Moving onto the earcups. While I was examining the lightweightness of the headset, I noticed the earcups had a nice soft leather coat over them, and that there wasn't much of a gap between the earcup and the speaker. Since the leather was quite bouncy, I found that my ears were extremely close to the speakers, and while this might bother some users, I didn't mind it as much. The leather earcup wraps around your head very nicely, securing the headset in place around each of your ears.
My only complaint is that due to the earcups being on the smaller side, sometimes either the top or the bottom of my ears weren't sitting inside in the earcup. This can be quite uncomfortable when using the headset for longer periods of time but can be simply solved by jiggling the headset around while it's on your head.
The headset itself is quite flexible; the earcups can rotate further than 180 degrees, meaning that users will have absolutely no problem resting them on their shoulders. As you probably gathered from the above images, the ROG STRIX Go can fold for easier transportation, hence the carry bag. The hinges on the headset feel quite strong, but I did notice they are made out of plastic, so I'd advise users to still be quite careful with them as one simple mistake could lead to an expensive hinge break.
The top of the headset is one of my favorite parts about the ROG STRIX Go. It features the same leather that is on the earcups but has much more padding. The headband is extremely comfortable and is honestly one of my favorite headbands I've ever experienced while reviewing headsets. As for the overall build quality of the ROG STRIX Go, it seems to be a very sturdy headset. This is due to the metal frame and hard plastic coverings.

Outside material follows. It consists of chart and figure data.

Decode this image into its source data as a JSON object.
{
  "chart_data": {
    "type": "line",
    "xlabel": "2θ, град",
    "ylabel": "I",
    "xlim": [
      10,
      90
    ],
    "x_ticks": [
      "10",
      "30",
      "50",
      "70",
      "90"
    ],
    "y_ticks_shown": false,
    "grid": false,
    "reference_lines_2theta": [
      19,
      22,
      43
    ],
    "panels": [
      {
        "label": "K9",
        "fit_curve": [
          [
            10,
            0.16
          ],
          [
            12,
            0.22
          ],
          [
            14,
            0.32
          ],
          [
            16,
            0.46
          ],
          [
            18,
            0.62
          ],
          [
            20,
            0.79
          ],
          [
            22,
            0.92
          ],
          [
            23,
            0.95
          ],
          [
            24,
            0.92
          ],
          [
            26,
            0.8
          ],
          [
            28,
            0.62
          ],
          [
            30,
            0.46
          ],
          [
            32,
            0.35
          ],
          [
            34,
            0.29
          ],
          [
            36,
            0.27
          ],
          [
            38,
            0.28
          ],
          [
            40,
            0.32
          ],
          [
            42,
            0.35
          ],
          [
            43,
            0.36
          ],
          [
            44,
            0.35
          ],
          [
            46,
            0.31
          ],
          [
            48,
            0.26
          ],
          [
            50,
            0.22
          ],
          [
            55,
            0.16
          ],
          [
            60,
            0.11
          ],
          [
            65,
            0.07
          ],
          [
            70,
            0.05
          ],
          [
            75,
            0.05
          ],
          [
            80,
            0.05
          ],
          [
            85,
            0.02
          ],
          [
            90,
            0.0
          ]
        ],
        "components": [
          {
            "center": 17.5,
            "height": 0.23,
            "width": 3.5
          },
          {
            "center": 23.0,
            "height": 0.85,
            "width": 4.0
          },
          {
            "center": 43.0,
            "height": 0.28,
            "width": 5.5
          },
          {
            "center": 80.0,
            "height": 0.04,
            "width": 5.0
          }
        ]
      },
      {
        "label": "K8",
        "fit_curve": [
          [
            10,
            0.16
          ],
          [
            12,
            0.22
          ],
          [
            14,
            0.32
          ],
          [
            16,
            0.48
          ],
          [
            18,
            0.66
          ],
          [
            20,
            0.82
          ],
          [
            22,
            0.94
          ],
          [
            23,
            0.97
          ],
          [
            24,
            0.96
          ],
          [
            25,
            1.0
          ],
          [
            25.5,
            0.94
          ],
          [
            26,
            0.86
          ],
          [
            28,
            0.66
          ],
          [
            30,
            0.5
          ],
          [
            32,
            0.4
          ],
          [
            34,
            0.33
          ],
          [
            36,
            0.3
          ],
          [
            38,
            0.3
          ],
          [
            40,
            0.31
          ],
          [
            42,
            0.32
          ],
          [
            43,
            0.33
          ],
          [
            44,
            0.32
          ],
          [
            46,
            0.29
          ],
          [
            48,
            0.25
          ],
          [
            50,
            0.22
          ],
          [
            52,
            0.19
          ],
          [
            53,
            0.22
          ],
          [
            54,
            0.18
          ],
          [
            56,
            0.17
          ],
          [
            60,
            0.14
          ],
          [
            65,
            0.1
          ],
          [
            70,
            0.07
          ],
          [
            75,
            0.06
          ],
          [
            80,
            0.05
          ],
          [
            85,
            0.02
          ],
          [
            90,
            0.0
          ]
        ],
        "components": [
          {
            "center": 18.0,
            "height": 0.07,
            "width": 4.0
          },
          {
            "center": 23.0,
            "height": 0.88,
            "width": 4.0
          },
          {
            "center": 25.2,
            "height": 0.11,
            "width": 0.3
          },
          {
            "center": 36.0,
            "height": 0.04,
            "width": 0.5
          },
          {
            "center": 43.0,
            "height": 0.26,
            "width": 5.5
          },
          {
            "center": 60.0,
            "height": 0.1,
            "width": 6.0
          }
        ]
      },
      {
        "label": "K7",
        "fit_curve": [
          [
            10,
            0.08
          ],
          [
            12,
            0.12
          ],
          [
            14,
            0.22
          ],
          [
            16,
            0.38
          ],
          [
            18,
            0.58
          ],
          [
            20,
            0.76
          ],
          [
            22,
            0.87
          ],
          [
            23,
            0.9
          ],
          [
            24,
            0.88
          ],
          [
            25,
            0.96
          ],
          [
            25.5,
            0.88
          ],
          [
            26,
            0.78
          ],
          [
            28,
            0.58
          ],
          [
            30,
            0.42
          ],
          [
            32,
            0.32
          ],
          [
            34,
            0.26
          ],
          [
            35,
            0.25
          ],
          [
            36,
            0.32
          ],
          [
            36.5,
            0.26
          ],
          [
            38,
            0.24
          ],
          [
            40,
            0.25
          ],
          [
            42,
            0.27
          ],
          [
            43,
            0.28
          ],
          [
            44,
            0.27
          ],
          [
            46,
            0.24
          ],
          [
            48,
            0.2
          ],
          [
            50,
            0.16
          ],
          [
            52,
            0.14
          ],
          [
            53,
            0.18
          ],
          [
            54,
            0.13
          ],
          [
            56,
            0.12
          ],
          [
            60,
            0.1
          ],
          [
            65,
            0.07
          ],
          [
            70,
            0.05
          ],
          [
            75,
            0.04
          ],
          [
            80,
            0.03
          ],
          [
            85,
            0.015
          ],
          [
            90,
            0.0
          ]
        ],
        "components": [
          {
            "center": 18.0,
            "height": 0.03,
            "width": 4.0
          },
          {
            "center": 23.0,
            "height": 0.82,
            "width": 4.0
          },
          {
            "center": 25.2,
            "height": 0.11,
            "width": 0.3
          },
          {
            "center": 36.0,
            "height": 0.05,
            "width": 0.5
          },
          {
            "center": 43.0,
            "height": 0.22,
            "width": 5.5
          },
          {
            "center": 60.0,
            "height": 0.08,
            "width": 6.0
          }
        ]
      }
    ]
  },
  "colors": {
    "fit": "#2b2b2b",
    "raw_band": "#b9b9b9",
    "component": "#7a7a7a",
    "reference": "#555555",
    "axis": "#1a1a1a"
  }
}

Moving onto the left earcup control buttons. Here's where ASUS lost me a little bit. ASUS decided to hide the mute microphone button under the volume control, and while the 'volume control' looks like a wheel, it isn't, as it doesn't rotate. Users simply push up and down to increase/reduce volume, and once maximum/minimum volume is reached, the headset blasts you with this strange beeping sound that is super annoying. This could just be me, but the beeping really gets to me due to how loud it is. I decided to put the volume of the headset at max, and then control the overall volume through Windows, so I'd never have to hear it.
I also really don't enjoy how ASUS decided to put the microphone under the volume control because sometimes when I'm trying to quickly mute my microphone, I accidentally increase/decrease volume. Another aspect of the mute/unmute microphone that I really dislike is the voice that is heard in the headset whenever it's enabled. Pressing the mute microphone button causes a women's voice to override all audio in the headset with the words "microphone off" or "microphone on". I understand what ASUS is trying to do here as it's more of a portability feature, but instead of a human voice telling me what mode the microphone is in, how about we just get a LED? The best location I've found for a microphone status LED is at the end of the microphone; this way, gamers can visibly see the status of their microphone without having to take the headset off.
The other control buttons on the left earcup are quite standard; we have a 3.5mm headphone jack for wired mode, a multimedia control button, a slider between wireless and wired mode. I have no complaints with these.
ASUS has done quite a great job with its software, and if you are interested in downloading it and checking it out, a link can be found here.
Once you have downloaded the software and plugged your ROG STRIX Go into your PC, you will be presented with the above window. As you can see, the first window contains everything you will need to tweak and alter the ROG STRIX Go as you see fit. Users can enable virtual surround sound at the flick of a button, save their favorite profiles, choose reverb settings, play with the equalizer, boost base, add compression, change voice clarity, enable AI noise-cancellation, and fiddle with 'perfect voice'.
My first recommendation once you have opened up the software is to navigate to the 'power' menu of the headset and change the default Sleep Mode setting from five minutes to something higher. I personally put mine to thirty minutes as I couldn't stand the headset turning off on me every time there was a small break in audio.
My overall experience with ASUS's software for the ROG STRIX Go headset was quite a good one. All of the settings are put plainly in front of you, and even someone who has limited audio knowledge would be able to navigate around the software with ease. Great work here, ASUS.